Angie Townsend, Charity, and Legacy

By the time he joined forces with Angie again, she was suffering from breast cancer.

In order to support her, it was decided that all profits made from RUSHfest Scotland, including the events, merch sales and Songs for Neil albums should go to charity.

Angie chose the first charity, MacMillan Cancer Support, and over £3,100 was donated to them from the first event.

In 2012 the pair reformed Seeing Red. But only weeks after their reunion gig, Angie’s cancer was found to be terminal.

Not long after the diagnosis, Steve, who has a recording studio at home, offered to help Angie with anything she might want to do musically. Angie told him she wanted to write and record a new album, from her current, daunting perspective.

She was living outside Edinburgh at the time and Steve was in Arisaig, a small village in the Highlands on the west coast of Scotland. Angie wrote the lyrics and, with ideas for melodies, visited Steve once or twice a month.
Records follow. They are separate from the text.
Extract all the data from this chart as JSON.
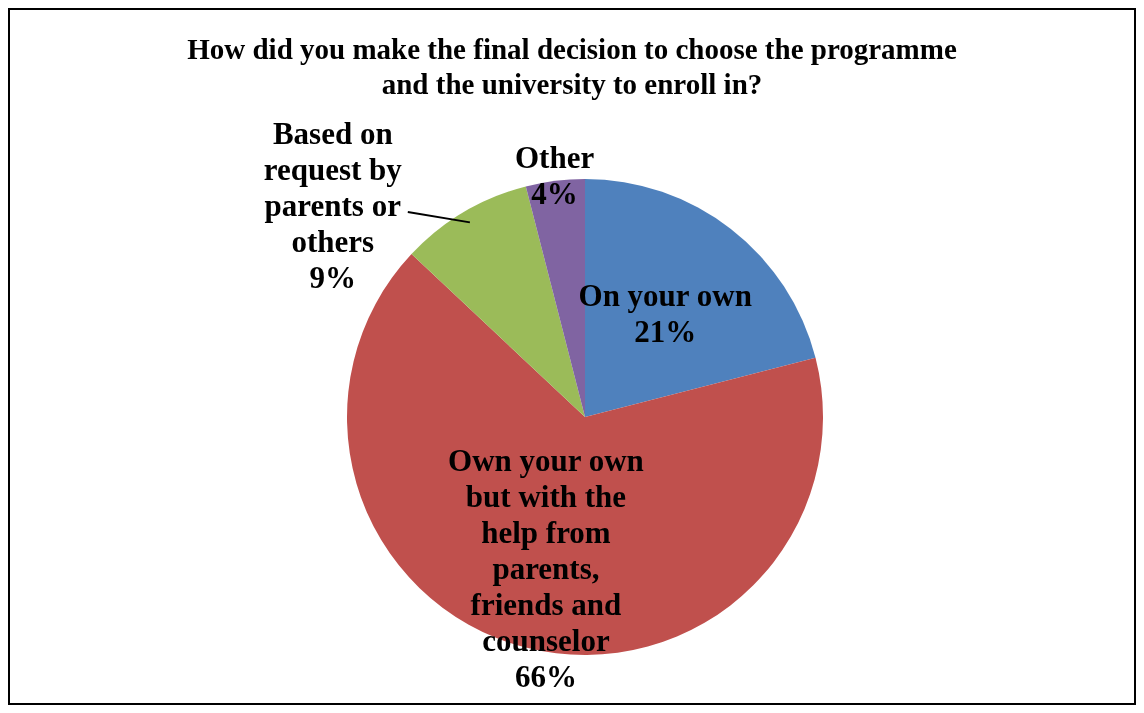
{
  "chart_data": {
    "type": "pie",
    "title": "How did you make the final decision to choose the programme and the university to enroll in?",
    "categories": [
      "On your own",
      "Own your own but with the help from parents, friends and counselor",
      "Based on request by parents or others",
      "Other"
    ],
    "values": [
      21,
      66,
      9,
      4
    ],
    "value_labels": [
      "21%",
      "66%",
      "9%",
      "4%"
    ],
    "colors": [
      "#4f81bd",
      "#c0504d",
      "#9bbb59",
      "#8064a2"
    ]
  }
}
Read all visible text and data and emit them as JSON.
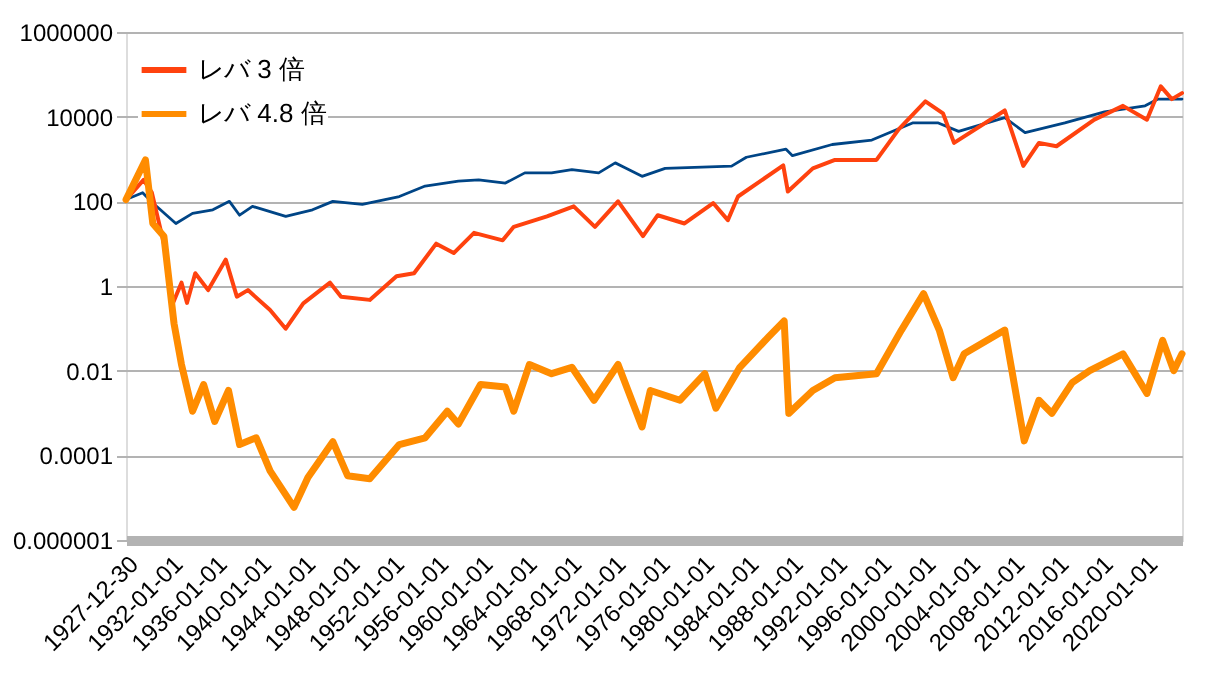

They eventually created the full recording with a little help from some friends, including old Seeing Red bandmates.

The album Butterfly was released in 2015.

She passed in January 2016, aged only 49.

Since then, her memory has been honoured by charitable donations every year.

This year the beneficiaries were Funding Neuro, who raise money to help further research into brain cancers. This Glasgow-based charity is dear to Steve and his fellow bandmates’ hearts.

Rush drummer Neil Peart died as a result of glioblastoma, an aggressive form of brain cancer, on January 7, 2020, in Santa Monica, California.

By contributing to Funding Neuro, Moving Pictures know they are honouring his memory, while also keeping Angie’s legacy alive.